Variation at the NFATC2 Locus Increases the Risk of Thiazolinedinedione-Induced Edema in the Diabetes REduction Assessment with ramipril and rosiglitazone Medication (DREAM) Study.

doi:10.2337/dc10-0452

Variation at the NFATC2 Locus Increases the Risk of Thiazolinedinedione-Induced Edema in the Diabetes REduction Assessment with ramipril and rosiglitazone Medication (DREAM) Study.

Swneke D. Bailey, BSc¹,
Changchun Xie, PhD²,³,
Ron Do, MSc¹,
Alexandre Montpetit, PhD⁴,
Rafael Diaz, MD⁵,
Viswanathan Mohan, MD, PhD, DSc, FRCP⁶,
Bernard Keavney, MD, FRCP⁷,
Salim Yusuf, MD, DPhil, FRCPc²,³,⁸,
Hertzel C. Gerstein, MD, MSc, FRCPc²,³,⁸,
James C. Engert, PhD (jamie.engert{at}mcgill.ca)¹,⁹,
Sonia Anand, MD, PhD, FRCPc²,³,⁸ and
on behalf of the DREAM investigators

1. Department of Human Genetics, McGill University, Montreal, Quebec, H3A 1B1, Canada
2. Population Health Research Institute, McMaster University, Hamilton, Ontario, L8L 2X2, Canada
3. Department of Clinical Epidemiology and Biostatistics, McMaster University, Ontario, L8N 3Z5, Canada
4. McGill University and Genome Quebec Innovation Centre, Montreal, Quebec, H3A 1A4, Canada
5. Estudios Clínicos Latino américa, Jujuy 1415, Rosario 2000, Argentina
6. Madras Diabetes Research Foundation, Gopalapuram, Chennai, 600 086, India
7. Institute of Human Genetics, University of Newcastle, Newcastle Upon Tyne, NE1 3BZ, UK
8. Department of Medicine, McMaster University, Hamilton, Ontario, L8S 4L8, Canada
9. Department of Medicine, McGill University, Montreal, Quebec, H3A 1A1, Canada

Abstract

Objective: Thiazolidinediones are used to treat type-2 diabetes. Their use has been associated with peripheral edema and congestive heart failure (CHF), outcomes that may have a genetic etiology.
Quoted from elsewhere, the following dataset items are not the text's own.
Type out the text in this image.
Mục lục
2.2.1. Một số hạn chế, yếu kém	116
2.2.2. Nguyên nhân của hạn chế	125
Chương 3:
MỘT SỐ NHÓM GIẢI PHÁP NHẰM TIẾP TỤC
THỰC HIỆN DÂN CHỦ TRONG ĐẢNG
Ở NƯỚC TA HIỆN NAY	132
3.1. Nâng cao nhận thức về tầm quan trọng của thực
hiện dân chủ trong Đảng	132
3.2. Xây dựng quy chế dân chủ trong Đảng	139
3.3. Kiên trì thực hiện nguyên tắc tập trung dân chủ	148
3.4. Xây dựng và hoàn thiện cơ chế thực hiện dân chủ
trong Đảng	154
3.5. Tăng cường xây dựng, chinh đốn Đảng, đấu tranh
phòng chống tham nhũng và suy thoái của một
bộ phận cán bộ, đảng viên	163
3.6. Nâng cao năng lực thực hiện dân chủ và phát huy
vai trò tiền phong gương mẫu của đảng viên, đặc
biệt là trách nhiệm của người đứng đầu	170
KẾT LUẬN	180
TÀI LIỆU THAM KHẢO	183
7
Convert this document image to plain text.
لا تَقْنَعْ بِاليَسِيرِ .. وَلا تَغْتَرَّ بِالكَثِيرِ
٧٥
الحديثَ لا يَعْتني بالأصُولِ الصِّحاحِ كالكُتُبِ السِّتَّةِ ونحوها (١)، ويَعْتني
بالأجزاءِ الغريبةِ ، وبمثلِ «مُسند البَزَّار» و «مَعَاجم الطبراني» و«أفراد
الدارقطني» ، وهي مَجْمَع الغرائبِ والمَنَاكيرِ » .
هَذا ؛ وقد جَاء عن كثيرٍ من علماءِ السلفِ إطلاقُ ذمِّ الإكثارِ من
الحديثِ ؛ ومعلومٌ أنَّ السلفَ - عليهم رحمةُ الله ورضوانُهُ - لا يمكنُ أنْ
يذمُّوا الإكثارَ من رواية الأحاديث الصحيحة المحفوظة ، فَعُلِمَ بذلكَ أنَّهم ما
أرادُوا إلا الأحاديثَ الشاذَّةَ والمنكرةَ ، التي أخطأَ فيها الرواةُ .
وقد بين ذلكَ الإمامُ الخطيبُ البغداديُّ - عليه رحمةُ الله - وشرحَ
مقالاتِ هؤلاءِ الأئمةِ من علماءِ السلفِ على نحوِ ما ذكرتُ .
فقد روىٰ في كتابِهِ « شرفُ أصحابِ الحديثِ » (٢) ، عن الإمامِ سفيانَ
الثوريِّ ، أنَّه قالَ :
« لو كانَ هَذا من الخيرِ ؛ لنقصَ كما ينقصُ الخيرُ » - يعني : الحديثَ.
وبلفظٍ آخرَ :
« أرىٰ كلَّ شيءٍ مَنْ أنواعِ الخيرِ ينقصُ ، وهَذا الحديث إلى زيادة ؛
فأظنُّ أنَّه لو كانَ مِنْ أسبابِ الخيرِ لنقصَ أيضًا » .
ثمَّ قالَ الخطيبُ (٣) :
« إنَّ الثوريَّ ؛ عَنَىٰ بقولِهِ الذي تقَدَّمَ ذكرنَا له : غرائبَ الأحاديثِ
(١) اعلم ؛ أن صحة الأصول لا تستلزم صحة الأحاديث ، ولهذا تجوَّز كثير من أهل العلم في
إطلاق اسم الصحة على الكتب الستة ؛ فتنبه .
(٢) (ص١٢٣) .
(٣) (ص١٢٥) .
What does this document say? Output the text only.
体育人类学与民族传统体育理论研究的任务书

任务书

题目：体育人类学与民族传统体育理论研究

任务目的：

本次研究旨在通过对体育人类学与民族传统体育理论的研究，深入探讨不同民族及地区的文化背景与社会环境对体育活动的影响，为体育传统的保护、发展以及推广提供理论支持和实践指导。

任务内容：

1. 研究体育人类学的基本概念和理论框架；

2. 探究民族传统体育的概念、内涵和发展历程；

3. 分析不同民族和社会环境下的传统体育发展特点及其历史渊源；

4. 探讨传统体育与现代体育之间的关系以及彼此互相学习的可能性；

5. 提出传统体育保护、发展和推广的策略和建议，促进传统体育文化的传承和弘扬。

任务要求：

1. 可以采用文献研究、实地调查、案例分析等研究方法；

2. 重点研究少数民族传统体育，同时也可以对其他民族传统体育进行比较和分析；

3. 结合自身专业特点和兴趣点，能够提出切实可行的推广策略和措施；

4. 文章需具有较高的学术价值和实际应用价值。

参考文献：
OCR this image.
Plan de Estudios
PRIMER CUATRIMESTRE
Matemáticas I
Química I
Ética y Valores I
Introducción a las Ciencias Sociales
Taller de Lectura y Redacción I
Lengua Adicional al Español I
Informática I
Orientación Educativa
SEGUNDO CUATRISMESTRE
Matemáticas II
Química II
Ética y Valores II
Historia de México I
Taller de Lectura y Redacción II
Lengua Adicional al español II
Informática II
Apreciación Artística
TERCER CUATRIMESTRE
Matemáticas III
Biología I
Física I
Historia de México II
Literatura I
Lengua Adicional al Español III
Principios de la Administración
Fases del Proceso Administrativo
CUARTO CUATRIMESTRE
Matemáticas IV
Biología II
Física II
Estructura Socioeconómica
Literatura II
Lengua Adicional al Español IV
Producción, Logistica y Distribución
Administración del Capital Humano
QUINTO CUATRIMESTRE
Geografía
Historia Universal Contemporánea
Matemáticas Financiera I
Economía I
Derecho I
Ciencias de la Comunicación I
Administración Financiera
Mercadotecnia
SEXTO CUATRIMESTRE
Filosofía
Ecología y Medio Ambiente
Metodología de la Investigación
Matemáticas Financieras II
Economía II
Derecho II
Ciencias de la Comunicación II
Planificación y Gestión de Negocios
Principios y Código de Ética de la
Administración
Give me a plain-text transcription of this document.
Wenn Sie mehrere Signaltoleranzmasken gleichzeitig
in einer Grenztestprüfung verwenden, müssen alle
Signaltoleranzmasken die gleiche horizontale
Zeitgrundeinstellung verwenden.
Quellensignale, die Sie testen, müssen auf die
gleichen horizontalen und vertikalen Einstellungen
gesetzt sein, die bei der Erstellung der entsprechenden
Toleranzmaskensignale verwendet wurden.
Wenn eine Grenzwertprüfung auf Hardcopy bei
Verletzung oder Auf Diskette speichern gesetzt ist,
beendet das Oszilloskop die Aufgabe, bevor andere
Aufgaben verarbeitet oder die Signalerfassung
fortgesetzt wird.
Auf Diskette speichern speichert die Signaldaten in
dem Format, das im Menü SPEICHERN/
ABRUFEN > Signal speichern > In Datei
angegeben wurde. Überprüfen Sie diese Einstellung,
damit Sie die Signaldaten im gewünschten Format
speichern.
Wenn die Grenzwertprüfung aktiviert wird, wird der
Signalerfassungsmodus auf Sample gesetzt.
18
Research Design and Methods: We genotyped 4,197 participants of the multi-ethnic DREAM trial with a 50k SNP array, which captures approximately 2000 cardiovascular, inflammatory, and metabolic genes. We tested 32,088 SNPs for an association with edema among Europeans who received rosiglitazone (n=965).

Results: One SNP, rs6123045, in NFATC2 was significantly associated with edema (OR=1.89, 95% CI:1.47–2.42, p=5.32×10⁻⁷, corrected p=0.017). Homozygous individuals had the highest edema rate (HR=2.89, p=4.22×10⁻⁴) when compared to individuals homozygous for the protective allele, with heterozygous individuals having an intermediate risk. The interaction between the SNP and rosiglitazone on edema was significant (p=7.68×10⁻³). Six SNPs were significant in both Europeans and Latin Americans (p<0.05).

Conclusion: Genetic variation at NFATC2 locus contributes to edema among individuals who receive rosiglitazone.